Sinir sistemi gelişiminde bozukluklar ile karakterize olan otizm spektrumu ve şizofreni gibi hastalıklarda bütün bu yukarıda yer alan süreçlerde ciddi aksamalar gözlenir. Sosyal işlevlerde yoğun bir aksama ile karakterize olan ve vakaların çoğunda bilişsel işlevlerde de aksamaların gözlendiği otizm hastalığının temelinde anormal sinaps gelişimi ile sinir sistemini uyarıcı ve baskılayıcı sinapsların oranında dengesizlik ile karakterize patolojik mekanizmalar yer alır. Söz konusu mekanizmada astrositlerin ne düzeyde yer aldığını saptamak amacıyla yapılan bir çalışmada otizmli hastaların kök hücrelerinden hazırlanan astrositler gelişmemiş yani primer sinir hücreleri ile aynı ortamda kültür edilir. Böyle bir kültür ortamında hastalardan hazırlanan astrositler primer sinir hücrelerinin gelişimini aksatır, gelişmemiş hücrelerin morfolojisini bozar ve yeni sinaps oluşturma kabiliyetlerini ciddi düzeyde azaltır. Buna karşın, primer hücreler normal bireylerin kök hücrelerinden geliştirilen astrositler ile kültür edildiğinde morfoloji ve sinaps oluşumundaki aksaklıklar düzeltilir. Bu veriler otizm hastalarında astrositlerin işlevlerini tam olarak yerine getiremedikleri ve buna bağlı olarak sinir hücreleri gelişiminde aksama ve uyarıcı / baskılayıcı sinaps oluşumunda dengesizlik gibi patolojik durumlar geliştiğini gösterir.
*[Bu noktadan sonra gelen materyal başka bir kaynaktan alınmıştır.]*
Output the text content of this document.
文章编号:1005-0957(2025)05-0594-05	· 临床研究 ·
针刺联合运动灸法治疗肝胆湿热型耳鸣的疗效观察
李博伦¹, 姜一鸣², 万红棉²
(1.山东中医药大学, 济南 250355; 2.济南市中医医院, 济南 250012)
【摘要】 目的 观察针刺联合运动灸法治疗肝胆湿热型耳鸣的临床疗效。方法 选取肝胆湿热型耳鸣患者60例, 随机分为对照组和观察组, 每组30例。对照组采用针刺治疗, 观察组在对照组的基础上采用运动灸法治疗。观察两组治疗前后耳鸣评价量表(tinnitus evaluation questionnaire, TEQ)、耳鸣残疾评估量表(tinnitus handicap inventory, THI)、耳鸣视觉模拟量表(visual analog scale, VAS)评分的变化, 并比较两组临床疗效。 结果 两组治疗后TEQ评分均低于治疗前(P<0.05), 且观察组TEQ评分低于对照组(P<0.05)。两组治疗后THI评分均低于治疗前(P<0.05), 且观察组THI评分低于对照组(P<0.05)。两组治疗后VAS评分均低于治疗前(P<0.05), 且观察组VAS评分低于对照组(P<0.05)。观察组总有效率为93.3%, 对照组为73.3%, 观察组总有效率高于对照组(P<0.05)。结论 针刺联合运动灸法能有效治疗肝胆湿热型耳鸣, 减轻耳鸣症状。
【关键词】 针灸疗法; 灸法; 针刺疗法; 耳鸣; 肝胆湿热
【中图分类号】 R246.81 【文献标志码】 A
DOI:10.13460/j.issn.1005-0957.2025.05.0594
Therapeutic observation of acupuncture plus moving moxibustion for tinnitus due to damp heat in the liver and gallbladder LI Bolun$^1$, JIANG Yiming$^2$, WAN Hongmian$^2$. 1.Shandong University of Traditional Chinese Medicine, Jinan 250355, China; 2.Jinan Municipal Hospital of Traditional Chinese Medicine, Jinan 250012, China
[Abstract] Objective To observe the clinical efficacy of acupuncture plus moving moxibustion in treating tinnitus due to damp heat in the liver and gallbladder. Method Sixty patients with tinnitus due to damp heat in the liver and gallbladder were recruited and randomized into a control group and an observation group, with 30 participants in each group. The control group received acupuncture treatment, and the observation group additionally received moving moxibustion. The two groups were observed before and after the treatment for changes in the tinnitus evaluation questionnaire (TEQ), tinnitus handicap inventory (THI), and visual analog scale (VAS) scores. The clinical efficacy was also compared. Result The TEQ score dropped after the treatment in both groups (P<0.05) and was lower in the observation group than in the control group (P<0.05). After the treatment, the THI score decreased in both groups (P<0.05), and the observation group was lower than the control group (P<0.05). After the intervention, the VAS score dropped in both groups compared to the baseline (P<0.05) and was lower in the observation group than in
Halüsinasyon ve delüzyon gibi pozitif bulgular ile bilişsel problemler ve motivasyon eksikliği, anhedoni gibi negatif bulgular ile karakterize şizofreni hastalığında yer alan temel patolojik mekanizmalardan bir tanesi de sinaptik boşluklarda aşırı miktarda glutamat ileti maddesinin bulunmasıdır. Yazının başında da söylendiği gibi astrositler boşluktaki fazladan glutamat maddesini içlerine alarak sinaptik boşluktaki glutamat seviyesini düzenler. Fazladan glutamatın astrosit içine alınması sürecinde temel işlevi olan ve astrositlerin yüzeyinde konumlanan bir taşıyıcı proteinin beyin seviyesine post-mortem (ölümü takiben) koşullarda bakıldığında şizofrenili hastalarda bu protein seviyesinde ciddi düzeyde azalma olduğu gösterilmiştir. Bu durum astrositlerde sergilenen bu proteindeki eksiklik ve buna bağlı olarak şizofrenili hastalarda sinaptik boşlukta glutamat ileti maddesinin birikip zamanla miktarının arttığını gösterir.
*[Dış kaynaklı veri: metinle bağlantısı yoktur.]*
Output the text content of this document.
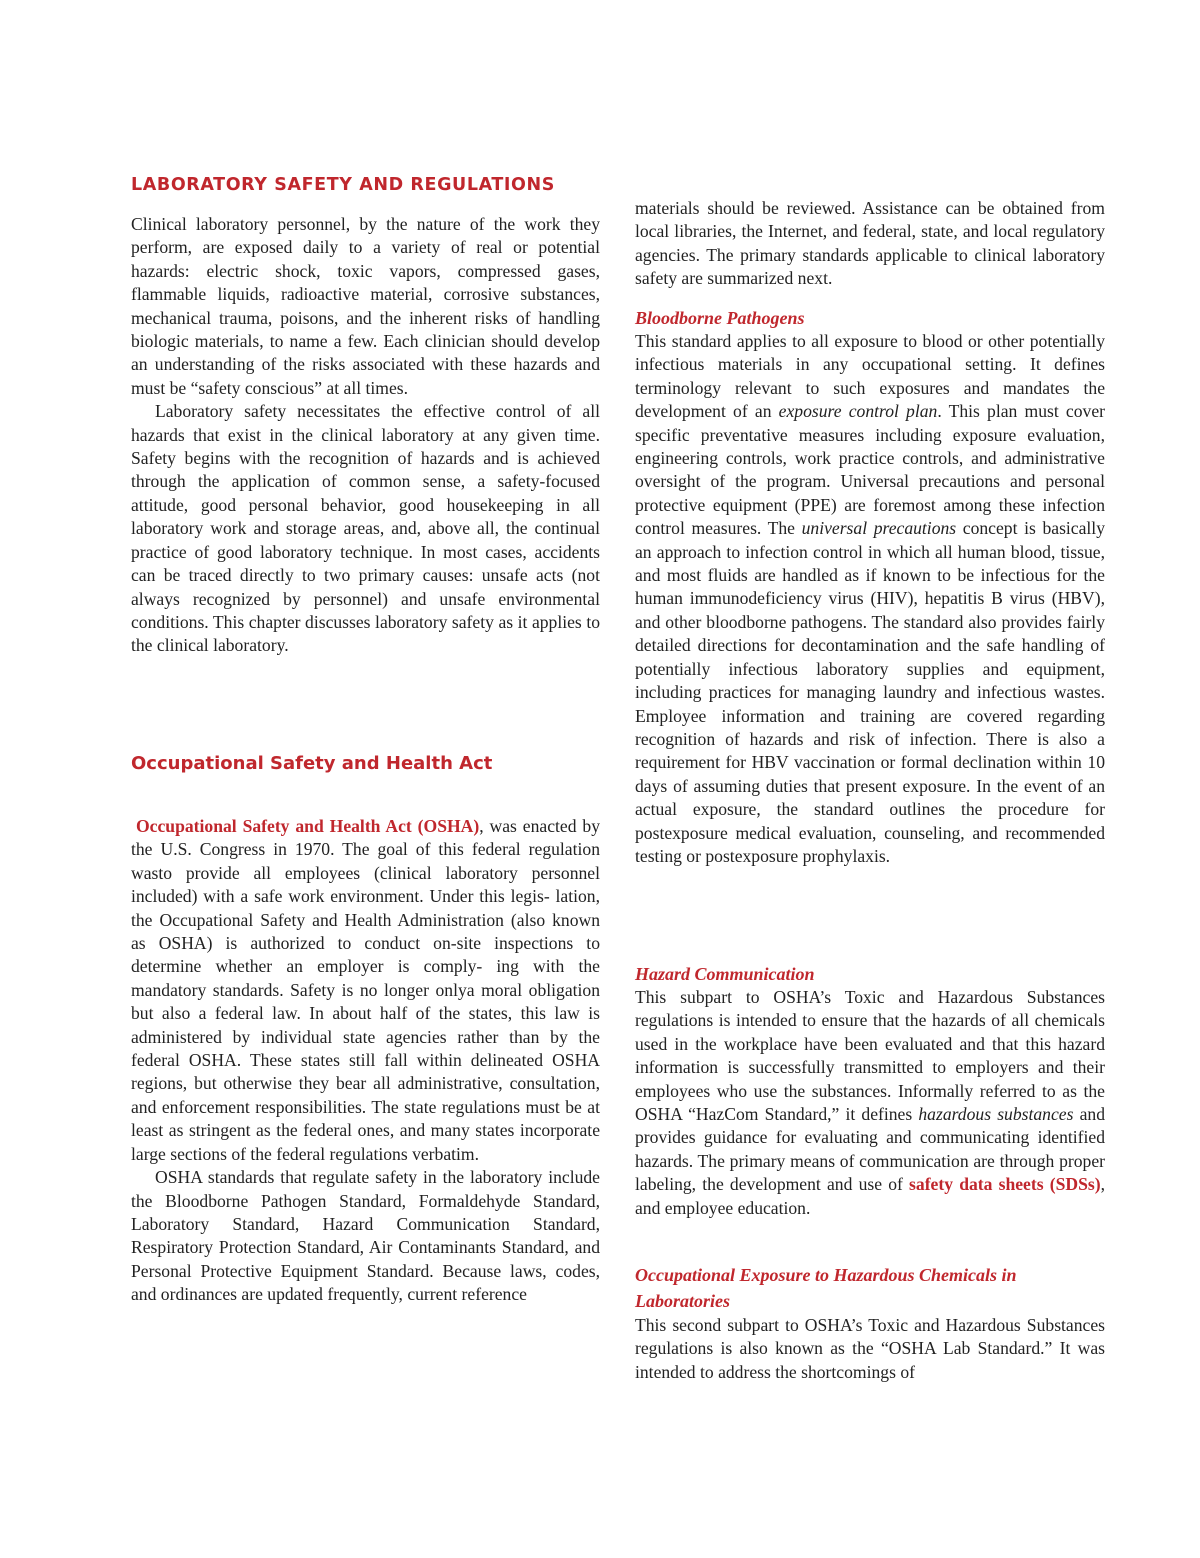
LABORATORY SAFETY AND REGULATIONS

Clinical laboratory personnel, by the nature of the work they perform, are exposed daily to a variety of real or potential hazards: electric shock, toxic vapors, compressed gases, flammable liquids, radioactive material, corrosive substances, mechanical trauma, poisons, and the inherent risks of handling biologic materials, to name a few. Each clinician should develop an understanding of the risks associated with these hazards and must be “safety conscious” at all times.

Laboratory safety necessitates the effective control of all hazards that exist in the clinical laboratory at any given time. Safety begins with the recognition of hazards and is achieved through the application of common sense, a safety-focused attitude, good personal behavior, good housekeeping in all laboratory work and storage areas, and, above all, the continual practice of good laboratory technique. In most cases, accidents can be traced directly to two primary causes: unsafe acts (not always recognized by personnel) and unsafe environmental conditions. This chapter discusses laboratory safety as it applies to the clinical laboratory.

Occupational Safety and Health Act (OSHA), was enacted by the U.S. Congress in 1970. The goal of this federal regulation wasto provide all employees (clinical laboratory personnel included) with a safe work environment. Under this legis- lation, the Occupational Safety and Health Administration (also known as OSHA) is authorized to conduct on-site inspections to determine whether an employer is comply- ing with the mandatory standards. Safety is no longer onlya moral obligation but also a federal law. In about half of the states, this law is administered by individual state agencies rather than by the federal OSHA. These states still fall within delineated OSHA regions, but otherwise they bear all administrative, consultation, and enforcement responsibilities. The state regulations must be at least as stringent as the federal ones, and many states incorporate large sections of the federal regulations verbatim.

OSHA standards that regulate safety in the laboratory include the Bloodborne Pathogen Standard, Formaldehyde Standard, Laboratory Standard, Hazard Communication Standard, Respiratory Protection Standard, Air Contaminants Standard, and Personal Protective Equipment Standard. Because laws, codes, and ordinances are updated frequently, current reference

Occupational Safety and Health Act

materials should be reviewed. Assistance can be obtained from local libraries, the Internet, and federal, state, and local regulatory agencies. The primary standards applicable to clinical laboratory safety are summarized next.

Bloodborne Pathogens

This standard applies to all exposure to blood or other potentially infectious materials in any occupational setting. It defines terminology relevant to such exposures and mandates the development of an exposure control plan. This plan must cover specific preventative measures including exposure evaluation, engineering controls, work practice controls, and administrative oversight of the program. Universal precautions and personal protective equipment (PPE) are foremost among these infection control measures. The universal precautions concept is basically an approach to infection control in which all human blood, tissue, and most fluids are handled as if known to be infectious for the human immunodeficiency virus (HIV), hepatitis B virus (HBV), and other bloodborne pathogens. The standard also provides fairly detailed directions for decontamination and the safe handling of potentially infectious laboratory supplies and equipment, including practices for managing laundry and infectious wastes. Employee information and training are covered regarding recognition of hazards and risk of infection. There is also a requirement for HBV vaccination or formal declination within 10 days of assuming duties that present exposure. In the event of an actual exposure, the standard outlines the procedure for postexposure medical evaluation, counseling, and recommended testing or postexposure prophylaxis.

Hazard Communication

This subpart to OSHA’s Toxic and Hazardous Substances regulations is intended to ensure that the hazards of all chemicals used in the workplace have been evaluated and that this hazard information is successfully transmitted to employers and their employees who use the substances. Informally referred to as the OSHA “HazCom Standard,” it defines hazardous substances and provides guidance for evaluating and communicating identified hazards. The primary means of communication are through proper labeling, the development and use of safety data sheets (SDSs), and employee education.

Occupational Exposure to Hazardous Chemicals in Laboratories

This second subpart to OSHA’s Toxic and Hazardous Substances regulations is also known as the “OSHA Lab Standard.” It was intended to address the shortcomings of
Otizm ve şizofreni hastalıklarında hastalıkların kökeninde yatan mekanizmaları hedef alan bir radikal tedavi şekli henüz mevcut değildir. Şizofreni hastalığında aşırı dopamin iletimine bağlı olarak gelişen pozitif semptomlar ve glutamat iletimi bozukluğuna bağlı olarak gelişen negatif semptomları biraz daha kontrol altına alabilmek amacıyla antipsikotik ilaçlar kullanılır. Ancak bu ilaçların  etkileri semptomları azaltmadan öteye gidemez. Öte yanda otizm hastalığında çocukta var olan iletişim eksiliği ve irritasyon gibi bulguları kontrol altına almak amacıyla risperidon, aripiprazol gibi antipsikotik ilaçlar kullanılmasına karşın hastalığa karşı daha radikal bir tedavi sağlayacak bir ilaç şu güne kadar onaylanmamıştır. Astrositleri hedef alan ilaçların tasarlanması ve klinik denemelerde test edilmesi bu iki hastalık ve benzeri merkezi sinir sistemini etkileyen hastalıkların daha radikal tedavisinde çok önemlidir.

KAYNAKLAR

Tarasov, Vadim V et al. “Alterations of Astrocytes in the Context of Schizophrenic Dementia.” Frontiers in pharmacology vol. 10 1612. 7 Feb. 2020ç

Russo, F. B., Freitas, B. C., Pignatari, G. C., Fernandes, I. R., Sebat, J., Muotri, A. R., & Beltrão-Braga, P. C. B. (2018). Modeling the interplay between neurons and astrocytes in autism using human induced pluripotent stem cells. Biological Psychiatry, 83(7); 569–578.